Sobre “uma brevíssima explicação acerca da shari'a”



Gibson da Costa

Considerando a aparente “controvérsia” causada por minha última postagem neste blog – na percepção de alguns que me escreveram e-mails nos três últimos dias, isto é –, e considerando que não tenho tempo de responder individualmente a todos eles, permitam-me fazer alguns comentários.

Não vejo muito necessidade para explicar minhas posições no que tange à relação entre “religião” e “política”. Essas já estão por demais explícitas em tudo o que tenho escrito aqui nos últimos anos, em tudo o que tenho ensinado no seminário, em tudo o que tenho publicado, e em todos as minhas prédicas. Sou um “cristão liberal” ocidental (sim, também há um sentido político muito específico nessa expressão). Afirmar isso já deveria ser suficiente para explicitar o que penso acerca da relação entre “Igreja” e “Estado”, seja quanto ao Cristianismo, seja no que tange a quaisquer outras tradições.

Não importa o que penso acerca daquilo que chamei de “Direito Islâmico”, a “shari'a”. Minha opinião sobre se as diferentes interpretações islâmicas são boas ou não, aceitáveis ou não, justas ou não é irrelevante para o que escrevi. Minha intenção ali era outra: intencionava apenas responder a algumas coisas que havia lido e ouvido antes – coisas que julgo, vindas de quem vieram, intelectualmente desonestas (tendo sido dito/escrito por quem foi).

Posso discordar de determinadas ideias, mas isso não pode fazer com que feche os olhos à injustiça de acusações falsas. Discordar de alguém ou de algo não faz com que eu automaticamente me torne inimigo daquele/daquilo, e vice-versa. Alguém não se torna meu inimigo simplesmente por não crer/praticar no/o mesmo que eu. E mesmo que fosse meu inimigo, isso não tornaria justo que eu aceitasse que acusações falsas fossem feitas ao seu respeito.

A comparação acima pode parecer exagerada, mas, em minha percepção de alguns dos comentários que me enviaram, parece que alguns pensam que estou defendendo “o inimigo”!… Minha pergunta a esses leitores é: por que o Islã ou os muçulmanos seriam meus inimigos? Como já escrevi inúmeras vezes, convivi e convivo com muitos muçulmanos. Conviver com pessoas diferentes de você pode fazer com que se aprenda muito sobre os limites dessas diferenças!… E isso, a propósito, vale quanto a todos os aspectos da vida social, e não só religião.
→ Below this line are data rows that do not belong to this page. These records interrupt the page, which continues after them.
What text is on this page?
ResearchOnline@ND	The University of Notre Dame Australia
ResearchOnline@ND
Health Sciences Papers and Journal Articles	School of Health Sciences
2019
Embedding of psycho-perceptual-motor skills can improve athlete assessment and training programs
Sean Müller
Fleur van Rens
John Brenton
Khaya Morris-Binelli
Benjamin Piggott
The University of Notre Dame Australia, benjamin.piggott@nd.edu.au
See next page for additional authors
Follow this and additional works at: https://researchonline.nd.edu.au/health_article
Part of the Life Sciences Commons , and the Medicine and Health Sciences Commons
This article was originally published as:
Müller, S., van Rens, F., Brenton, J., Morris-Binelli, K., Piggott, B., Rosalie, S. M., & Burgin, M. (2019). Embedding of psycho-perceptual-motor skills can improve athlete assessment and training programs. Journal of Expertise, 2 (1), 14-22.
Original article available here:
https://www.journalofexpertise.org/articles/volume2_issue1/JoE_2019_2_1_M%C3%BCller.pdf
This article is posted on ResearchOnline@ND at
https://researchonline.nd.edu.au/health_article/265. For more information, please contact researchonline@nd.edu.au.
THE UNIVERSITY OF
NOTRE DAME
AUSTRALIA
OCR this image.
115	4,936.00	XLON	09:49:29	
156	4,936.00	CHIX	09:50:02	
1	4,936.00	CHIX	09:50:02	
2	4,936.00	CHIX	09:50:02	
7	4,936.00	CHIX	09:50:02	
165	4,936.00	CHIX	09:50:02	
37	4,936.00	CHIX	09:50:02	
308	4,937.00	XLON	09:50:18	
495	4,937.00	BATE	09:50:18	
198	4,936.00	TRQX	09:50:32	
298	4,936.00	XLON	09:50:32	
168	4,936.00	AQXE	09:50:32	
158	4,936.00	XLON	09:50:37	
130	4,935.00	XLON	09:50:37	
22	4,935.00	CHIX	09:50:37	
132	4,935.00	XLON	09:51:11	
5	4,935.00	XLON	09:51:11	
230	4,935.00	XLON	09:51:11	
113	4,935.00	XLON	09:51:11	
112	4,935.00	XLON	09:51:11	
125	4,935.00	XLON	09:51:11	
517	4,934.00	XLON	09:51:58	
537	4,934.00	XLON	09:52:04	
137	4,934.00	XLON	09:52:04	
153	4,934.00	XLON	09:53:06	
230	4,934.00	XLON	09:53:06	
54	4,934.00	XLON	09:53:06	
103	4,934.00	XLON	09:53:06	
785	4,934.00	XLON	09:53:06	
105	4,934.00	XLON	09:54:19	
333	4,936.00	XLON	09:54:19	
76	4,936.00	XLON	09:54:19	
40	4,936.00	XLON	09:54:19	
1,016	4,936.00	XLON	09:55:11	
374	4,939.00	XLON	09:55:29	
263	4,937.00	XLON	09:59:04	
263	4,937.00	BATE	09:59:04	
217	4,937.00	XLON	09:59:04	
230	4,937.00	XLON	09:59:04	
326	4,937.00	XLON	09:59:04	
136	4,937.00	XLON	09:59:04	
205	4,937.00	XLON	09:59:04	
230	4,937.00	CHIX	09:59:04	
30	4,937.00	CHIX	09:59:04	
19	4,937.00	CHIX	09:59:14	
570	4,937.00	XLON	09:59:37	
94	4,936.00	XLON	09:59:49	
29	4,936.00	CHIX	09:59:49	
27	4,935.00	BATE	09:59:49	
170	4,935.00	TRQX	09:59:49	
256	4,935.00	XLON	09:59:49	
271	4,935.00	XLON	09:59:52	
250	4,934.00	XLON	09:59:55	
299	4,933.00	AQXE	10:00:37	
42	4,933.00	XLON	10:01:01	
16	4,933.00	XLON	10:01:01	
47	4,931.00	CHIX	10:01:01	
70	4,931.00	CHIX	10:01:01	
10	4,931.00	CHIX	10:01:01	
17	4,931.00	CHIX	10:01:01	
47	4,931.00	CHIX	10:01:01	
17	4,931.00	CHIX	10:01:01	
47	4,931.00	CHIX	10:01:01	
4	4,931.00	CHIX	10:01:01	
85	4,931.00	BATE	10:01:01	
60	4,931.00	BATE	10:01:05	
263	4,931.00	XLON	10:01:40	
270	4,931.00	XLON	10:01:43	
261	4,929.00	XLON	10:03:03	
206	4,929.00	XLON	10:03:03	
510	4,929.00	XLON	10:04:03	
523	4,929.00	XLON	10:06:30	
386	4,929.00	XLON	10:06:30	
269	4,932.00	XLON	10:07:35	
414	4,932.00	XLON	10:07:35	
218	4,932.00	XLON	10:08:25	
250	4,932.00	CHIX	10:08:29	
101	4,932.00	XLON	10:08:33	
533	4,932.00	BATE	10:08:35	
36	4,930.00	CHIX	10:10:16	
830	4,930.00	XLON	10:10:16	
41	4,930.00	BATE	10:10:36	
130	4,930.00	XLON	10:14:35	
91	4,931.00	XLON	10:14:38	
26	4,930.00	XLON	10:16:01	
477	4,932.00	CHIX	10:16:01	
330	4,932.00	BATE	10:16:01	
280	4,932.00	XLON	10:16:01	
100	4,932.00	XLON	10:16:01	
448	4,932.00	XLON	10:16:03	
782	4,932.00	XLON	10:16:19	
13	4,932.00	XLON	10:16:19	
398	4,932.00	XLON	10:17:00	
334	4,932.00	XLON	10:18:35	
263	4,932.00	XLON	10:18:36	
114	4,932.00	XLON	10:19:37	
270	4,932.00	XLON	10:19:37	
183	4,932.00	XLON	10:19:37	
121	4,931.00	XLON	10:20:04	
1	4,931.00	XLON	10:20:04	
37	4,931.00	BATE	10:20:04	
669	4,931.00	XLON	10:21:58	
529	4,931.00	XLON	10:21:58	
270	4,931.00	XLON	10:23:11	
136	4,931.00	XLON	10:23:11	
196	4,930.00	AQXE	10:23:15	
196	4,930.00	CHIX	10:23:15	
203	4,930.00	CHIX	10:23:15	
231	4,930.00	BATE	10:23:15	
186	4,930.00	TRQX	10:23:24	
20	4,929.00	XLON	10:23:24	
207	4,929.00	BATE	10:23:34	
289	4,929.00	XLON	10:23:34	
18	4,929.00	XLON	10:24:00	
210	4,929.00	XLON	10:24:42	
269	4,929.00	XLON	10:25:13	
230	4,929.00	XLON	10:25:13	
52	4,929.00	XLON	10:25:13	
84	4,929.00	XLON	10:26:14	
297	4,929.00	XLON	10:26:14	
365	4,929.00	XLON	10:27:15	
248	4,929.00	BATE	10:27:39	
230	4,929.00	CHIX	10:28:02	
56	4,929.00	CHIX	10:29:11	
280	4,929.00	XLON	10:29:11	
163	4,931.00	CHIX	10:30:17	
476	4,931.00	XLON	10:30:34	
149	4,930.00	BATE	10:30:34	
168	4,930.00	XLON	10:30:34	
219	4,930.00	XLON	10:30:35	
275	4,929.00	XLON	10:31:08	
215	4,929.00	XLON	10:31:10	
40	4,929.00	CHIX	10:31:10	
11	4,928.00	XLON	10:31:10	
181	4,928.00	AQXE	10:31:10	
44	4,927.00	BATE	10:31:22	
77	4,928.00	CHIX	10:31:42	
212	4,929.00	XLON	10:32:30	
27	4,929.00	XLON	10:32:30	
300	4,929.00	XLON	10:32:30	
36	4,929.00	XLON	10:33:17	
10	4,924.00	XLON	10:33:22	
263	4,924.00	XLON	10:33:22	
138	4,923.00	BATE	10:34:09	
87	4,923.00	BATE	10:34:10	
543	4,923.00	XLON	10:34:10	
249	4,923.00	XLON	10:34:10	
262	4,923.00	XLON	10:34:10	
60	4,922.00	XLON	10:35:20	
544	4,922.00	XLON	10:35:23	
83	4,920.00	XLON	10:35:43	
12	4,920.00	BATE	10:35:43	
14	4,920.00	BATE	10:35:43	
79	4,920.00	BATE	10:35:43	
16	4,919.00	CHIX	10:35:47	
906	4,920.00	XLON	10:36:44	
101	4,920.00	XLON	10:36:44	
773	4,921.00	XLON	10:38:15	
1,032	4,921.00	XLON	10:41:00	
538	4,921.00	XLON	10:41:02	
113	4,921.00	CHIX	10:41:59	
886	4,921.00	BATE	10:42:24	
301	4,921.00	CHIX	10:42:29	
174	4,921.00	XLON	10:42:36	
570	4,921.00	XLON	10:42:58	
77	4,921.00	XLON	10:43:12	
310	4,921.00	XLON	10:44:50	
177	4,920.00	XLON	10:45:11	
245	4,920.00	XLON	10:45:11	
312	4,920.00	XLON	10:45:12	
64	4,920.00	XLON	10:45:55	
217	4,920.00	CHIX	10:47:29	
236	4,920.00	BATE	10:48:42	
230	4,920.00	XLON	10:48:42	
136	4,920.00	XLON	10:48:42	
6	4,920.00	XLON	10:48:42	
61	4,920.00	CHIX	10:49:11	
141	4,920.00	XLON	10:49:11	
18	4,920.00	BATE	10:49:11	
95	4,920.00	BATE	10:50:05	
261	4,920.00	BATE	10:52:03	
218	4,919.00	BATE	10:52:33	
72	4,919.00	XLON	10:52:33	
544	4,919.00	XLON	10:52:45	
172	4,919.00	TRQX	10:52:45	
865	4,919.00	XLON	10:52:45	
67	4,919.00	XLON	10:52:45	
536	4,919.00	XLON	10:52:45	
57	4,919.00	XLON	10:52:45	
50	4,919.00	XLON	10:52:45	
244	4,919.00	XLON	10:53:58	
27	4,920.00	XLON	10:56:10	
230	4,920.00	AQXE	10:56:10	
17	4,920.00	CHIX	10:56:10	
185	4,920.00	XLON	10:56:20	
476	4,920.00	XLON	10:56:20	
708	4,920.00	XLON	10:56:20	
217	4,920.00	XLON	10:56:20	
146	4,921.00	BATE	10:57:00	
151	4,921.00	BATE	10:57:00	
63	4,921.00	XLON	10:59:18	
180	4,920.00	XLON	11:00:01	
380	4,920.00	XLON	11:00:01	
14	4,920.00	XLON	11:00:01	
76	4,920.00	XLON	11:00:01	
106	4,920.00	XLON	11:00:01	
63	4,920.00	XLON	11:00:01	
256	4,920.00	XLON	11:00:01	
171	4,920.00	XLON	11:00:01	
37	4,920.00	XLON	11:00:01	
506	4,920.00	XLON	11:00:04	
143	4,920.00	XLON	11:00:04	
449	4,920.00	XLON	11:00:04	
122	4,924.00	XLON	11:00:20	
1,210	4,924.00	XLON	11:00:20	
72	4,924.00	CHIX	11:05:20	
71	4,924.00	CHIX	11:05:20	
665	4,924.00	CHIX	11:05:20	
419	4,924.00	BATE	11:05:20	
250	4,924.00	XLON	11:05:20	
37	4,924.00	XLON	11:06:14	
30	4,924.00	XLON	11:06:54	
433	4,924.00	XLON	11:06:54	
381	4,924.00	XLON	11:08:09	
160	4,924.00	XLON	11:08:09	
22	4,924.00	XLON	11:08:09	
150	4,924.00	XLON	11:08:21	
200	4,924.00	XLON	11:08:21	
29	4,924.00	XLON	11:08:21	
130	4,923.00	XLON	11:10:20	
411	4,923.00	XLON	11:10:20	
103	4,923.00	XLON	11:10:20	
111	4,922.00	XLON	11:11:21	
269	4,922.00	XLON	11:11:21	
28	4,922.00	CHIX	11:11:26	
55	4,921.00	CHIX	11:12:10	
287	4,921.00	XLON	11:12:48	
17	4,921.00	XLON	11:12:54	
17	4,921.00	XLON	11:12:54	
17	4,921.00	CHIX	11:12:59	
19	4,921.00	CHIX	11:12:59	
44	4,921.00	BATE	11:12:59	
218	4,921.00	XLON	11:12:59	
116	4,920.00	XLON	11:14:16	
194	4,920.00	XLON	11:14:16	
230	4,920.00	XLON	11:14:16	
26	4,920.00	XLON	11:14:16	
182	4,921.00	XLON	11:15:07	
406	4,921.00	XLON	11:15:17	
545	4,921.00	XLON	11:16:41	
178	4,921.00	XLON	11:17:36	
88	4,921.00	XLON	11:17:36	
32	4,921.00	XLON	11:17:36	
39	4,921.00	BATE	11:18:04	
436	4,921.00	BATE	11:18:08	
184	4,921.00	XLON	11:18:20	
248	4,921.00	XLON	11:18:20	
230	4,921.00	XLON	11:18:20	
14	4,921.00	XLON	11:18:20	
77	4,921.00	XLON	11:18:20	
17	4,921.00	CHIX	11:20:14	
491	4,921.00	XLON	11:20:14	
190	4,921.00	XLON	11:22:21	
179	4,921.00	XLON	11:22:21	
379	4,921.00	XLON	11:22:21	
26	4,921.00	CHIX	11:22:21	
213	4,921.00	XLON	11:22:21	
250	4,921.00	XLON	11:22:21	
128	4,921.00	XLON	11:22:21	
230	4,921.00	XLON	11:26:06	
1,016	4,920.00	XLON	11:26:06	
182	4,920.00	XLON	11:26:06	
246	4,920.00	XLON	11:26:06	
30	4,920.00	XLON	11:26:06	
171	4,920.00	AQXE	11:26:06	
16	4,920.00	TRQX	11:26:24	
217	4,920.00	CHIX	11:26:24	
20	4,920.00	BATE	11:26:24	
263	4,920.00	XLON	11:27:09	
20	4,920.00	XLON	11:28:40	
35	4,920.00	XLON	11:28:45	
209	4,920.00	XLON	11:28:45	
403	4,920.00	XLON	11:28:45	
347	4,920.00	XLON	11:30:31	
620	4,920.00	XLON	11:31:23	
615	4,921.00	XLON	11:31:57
Em nenhum ponto do que publiquei aqui justifiquei a imposição duma lei religiosa àqueles que não a desejassem. Muito pelo contrário. Expliquei que havia uma diversidade de interpretações do Direito Islâmico, e o fiz justamente para me opor à visão dum Islã uniforme – que é defendido tanto por islamitas fanáticos quanto pela retórica dos meios de comunicação “ocidentais”.

A propósito, há uma enorme diferença conceitual entre ser “muçulmano” e ser “islamita” (ou “islamista”). O termo “muçulmano” refere-se a um adepto do Islã. O termo “islamita” (ou “islamista”), por sua vez, refere-se a um adepto duma ideologia política, que politiza a religião muçulmana – aquilo que, em minha vida acadêmica, chamo de Islã Político. Essa ideologia, per se, é uma construção recente. Se quiser saber um pouco mais, pode ler algo que já escrevi a respeito AQUI.

Quanto à acusação de que eu seja um “ignorante manipulado pela esquerda”, feita por uma leitora, cometerei a indelicadeza de responder de forma arrogante: [Na verdade, não entendo por que usaria o adjetivo “esquerda” aqui!] Quantas vezes você já leu o Corão em língua árabe? Quantos livros teológicos islâmicos você já leu? Quantos amigos muçulmanos você tem? Em quantos países com maioria muçulmana você já morou ou já esteve?… Talvez eu não seja tão “ignorante” e “manipulado” quanto você pensa!!… Geralmente, prefiro não escrever acerca de temas sobre os quais não tenha um mínimo de informação!

Há algum tempo, tenho me preocupado com a forma como meus irmãos e irmãs muçulmanos têm sido retratados pelos meios de comunicação, pelos pronunciamentos de personagens do mundo político e, principalmente, pelo discurso religioso de outros grupos – especialmente cristãos. Como um humano e um cristão, me calar enquanto essas irmãs e esses irmãos têm sua fé injustamente retratada como sinônimo de violência e terror é trair à minha própria fé. Continuarei a criticar o que deve ser criticado, mas não participarei do festival de inverdades e discriminação.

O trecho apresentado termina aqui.